MADISON – With applications in devices such as lasers and solar panels, or as alternatives to the curved lenses in powerful microscopes or telescopes, metasurfaces – flat optical chips – offer unparalleled control of light.
Created through a monolithic process, each tiny feature on a metasurface can perform its own unique light-scattering task – yet all of those features work together to perform a unified optical function.
However, because of the size, versatility and complexity of a metasurface, one of the greatest challenges for engineers is the enormous computational power and time required to model their desired surface.
As a result, researchers mainly design metasurfaces experimentally, based on their own experience and knowledge – and even for experts, that’s somewhat of a hit-or-miss process.

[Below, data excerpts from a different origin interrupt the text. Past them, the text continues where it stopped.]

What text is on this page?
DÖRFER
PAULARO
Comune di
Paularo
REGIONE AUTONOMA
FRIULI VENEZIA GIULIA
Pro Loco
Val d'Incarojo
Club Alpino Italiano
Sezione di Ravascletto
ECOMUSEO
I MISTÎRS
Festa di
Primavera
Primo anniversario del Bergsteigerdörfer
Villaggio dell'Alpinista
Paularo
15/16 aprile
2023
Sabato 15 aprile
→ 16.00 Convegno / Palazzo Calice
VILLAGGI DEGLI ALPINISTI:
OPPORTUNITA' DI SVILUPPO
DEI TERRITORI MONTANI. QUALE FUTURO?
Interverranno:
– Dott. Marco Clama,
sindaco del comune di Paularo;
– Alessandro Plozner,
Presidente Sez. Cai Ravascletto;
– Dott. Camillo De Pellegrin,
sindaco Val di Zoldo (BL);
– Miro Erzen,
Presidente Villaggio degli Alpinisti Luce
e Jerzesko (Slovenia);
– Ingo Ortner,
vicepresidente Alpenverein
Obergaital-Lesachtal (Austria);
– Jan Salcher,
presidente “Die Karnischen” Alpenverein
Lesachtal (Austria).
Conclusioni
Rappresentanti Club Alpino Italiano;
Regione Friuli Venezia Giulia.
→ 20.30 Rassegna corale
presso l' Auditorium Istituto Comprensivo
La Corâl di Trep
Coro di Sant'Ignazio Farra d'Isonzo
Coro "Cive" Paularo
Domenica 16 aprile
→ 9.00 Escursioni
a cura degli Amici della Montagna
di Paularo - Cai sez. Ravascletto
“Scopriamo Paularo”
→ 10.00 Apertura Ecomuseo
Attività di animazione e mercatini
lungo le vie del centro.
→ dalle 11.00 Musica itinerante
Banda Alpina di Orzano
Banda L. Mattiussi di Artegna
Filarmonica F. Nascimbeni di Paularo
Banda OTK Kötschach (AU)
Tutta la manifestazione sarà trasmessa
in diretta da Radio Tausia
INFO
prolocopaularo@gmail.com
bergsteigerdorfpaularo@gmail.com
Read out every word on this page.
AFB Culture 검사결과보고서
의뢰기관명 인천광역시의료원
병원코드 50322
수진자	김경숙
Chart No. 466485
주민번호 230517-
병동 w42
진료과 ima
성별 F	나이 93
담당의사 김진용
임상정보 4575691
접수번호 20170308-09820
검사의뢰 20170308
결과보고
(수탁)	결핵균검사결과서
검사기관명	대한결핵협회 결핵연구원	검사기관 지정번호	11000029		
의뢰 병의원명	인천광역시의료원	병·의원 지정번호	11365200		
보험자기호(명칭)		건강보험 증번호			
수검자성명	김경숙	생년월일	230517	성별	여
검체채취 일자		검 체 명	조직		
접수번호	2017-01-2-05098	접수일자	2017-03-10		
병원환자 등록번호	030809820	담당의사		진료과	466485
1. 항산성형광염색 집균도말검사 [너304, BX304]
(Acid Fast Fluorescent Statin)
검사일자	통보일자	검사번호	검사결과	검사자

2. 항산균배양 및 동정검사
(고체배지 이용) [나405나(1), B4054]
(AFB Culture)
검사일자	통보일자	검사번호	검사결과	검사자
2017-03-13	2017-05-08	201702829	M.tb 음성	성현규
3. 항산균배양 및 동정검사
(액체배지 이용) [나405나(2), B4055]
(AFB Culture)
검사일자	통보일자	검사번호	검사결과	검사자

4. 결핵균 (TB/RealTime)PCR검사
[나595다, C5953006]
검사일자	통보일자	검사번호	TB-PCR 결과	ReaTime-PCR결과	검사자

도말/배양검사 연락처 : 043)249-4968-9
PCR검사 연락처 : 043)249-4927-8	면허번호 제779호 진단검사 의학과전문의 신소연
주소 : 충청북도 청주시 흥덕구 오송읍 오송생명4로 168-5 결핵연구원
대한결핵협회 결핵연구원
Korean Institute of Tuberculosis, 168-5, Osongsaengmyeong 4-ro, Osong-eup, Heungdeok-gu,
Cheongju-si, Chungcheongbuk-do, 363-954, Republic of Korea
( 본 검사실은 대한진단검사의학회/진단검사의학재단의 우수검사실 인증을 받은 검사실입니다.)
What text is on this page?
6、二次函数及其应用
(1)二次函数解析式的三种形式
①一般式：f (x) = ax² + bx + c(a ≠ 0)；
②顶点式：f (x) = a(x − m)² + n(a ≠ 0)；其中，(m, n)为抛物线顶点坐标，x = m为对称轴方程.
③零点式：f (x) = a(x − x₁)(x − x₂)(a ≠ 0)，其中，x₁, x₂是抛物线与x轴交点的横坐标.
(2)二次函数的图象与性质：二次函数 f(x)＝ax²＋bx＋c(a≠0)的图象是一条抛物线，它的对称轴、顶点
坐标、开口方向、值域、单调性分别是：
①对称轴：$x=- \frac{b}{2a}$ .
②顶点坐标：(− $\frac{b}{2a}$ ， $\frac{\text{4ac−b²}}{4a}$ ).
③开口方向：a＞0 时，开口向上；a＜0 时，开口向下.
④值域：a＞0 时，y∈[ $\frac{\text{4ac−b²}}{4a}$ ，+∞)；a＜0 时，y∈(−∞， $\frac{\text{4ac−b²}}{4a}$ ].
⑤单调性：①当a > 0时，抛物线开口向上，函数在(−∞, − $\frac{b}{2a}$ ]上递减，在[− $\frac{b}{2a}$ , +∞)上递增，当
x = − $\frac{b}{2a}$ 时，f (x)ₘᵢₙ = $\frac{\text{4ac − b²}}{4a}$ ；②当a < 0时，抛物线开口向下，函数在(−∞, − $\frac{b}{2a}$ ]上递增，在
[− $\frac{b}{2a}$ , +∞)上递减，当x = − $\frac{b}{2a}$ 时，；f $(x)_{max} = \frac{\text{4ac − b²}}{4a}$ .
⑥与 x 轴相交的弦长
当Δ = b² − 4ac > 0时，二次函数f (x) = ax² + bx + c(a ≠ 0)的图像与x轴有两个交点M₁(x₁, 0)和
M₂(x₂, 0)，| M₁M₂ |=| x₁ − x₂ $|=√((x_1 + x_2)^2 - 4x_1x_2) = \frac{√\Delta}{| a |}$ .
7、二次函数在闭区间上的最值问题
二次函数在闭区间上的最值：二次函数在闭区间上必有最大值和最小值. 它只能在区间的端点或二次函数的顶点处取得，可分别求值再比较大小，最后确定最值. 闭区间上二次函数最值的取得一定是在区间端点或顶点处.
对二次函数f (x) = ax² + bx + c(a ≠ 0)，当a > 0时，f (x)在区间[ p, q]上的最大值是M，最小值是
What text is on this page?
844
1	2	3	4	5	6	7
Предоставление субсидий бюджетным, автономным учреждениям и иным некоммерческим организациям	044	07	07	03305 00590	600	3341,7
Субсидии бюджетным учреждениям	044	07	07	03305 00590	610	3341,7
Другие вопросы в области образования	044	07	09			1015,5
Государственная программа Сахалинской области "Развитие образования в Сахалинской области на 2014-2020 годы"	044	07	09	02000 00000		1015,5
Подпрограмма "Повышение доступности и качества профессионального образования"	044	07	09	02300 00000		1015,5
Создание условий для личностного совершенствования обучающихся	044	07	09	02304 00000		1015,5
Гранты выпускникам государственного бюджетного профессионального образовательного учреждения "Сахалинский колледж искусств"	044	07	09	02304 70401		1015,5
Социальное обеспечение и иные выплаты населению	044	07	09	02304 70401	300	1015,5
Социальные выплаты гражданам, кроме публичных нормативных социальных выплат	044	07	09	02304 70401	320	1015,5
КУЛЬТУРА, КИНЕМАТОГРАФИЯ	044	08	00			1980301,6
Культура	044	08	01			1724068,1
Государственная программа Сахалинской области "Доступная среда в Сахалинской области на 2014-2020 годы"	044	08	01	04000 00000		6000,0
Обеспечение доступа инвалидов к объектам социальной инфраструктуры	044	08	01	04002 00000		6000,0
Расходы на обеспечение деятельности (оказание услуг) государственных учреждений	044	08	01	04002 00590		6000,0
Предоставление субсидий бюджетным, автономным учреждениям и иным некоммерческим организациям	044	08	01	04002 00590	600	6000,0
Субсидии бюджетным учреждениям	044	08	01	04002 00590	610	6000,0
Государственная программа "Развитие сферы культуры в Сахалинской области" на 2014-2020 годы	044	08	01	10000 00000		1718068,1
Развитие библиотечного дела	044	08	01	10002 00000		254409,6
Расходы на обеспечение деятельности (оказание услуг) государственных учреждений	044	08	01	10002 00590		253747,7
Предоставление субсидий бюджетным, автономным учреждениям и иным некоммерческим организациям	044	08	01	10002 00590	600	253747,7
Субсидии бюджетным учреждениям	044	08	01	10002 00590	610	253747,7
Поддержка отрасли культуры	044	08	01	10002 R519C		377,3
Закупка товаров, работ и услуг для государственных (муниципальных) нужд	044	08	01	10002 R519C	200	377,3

“It’s challenging that experience-based design can’t explore a huge design space, and on the other hand, entirely computationally driven design is prohibitively expensive,” says Zongfu Yu, a professor of electrical and computer engineering at the University of Wisconsin-Madison.
Yu is pursuing a much more reliable, time-saving solution that will shake up this very traditional design process.
With a prestigious young faculty award and $500,000 through the U.S. Defense Advanced Research Projects Agency, Yu is using the power of machine learning to make the design process more efficient – and in the process, more accurate and cost-effective.
Think “virtual design assistant.”
Drawing on the unique and powerful computational resources in the UW-Madison Center for High Throughput Computing, Yu will “train” the computer by providing it with the information and examples it needs to make quick, informed metasurface design decisions.
And though this training is no small feat, Yu says even a large up-front time commitment in creating the huge data sets required will save countless hours in the long run.
“It’s just a one-time investment,” he says. “Once the machine is trained on this data, this ‘machine learner’ will never cease to improve as it sees more and more metasurface examples over time. If you rely completely on computational design, you will need to do lots of extensive computation with no learning – there’s no buildup of knowledge.”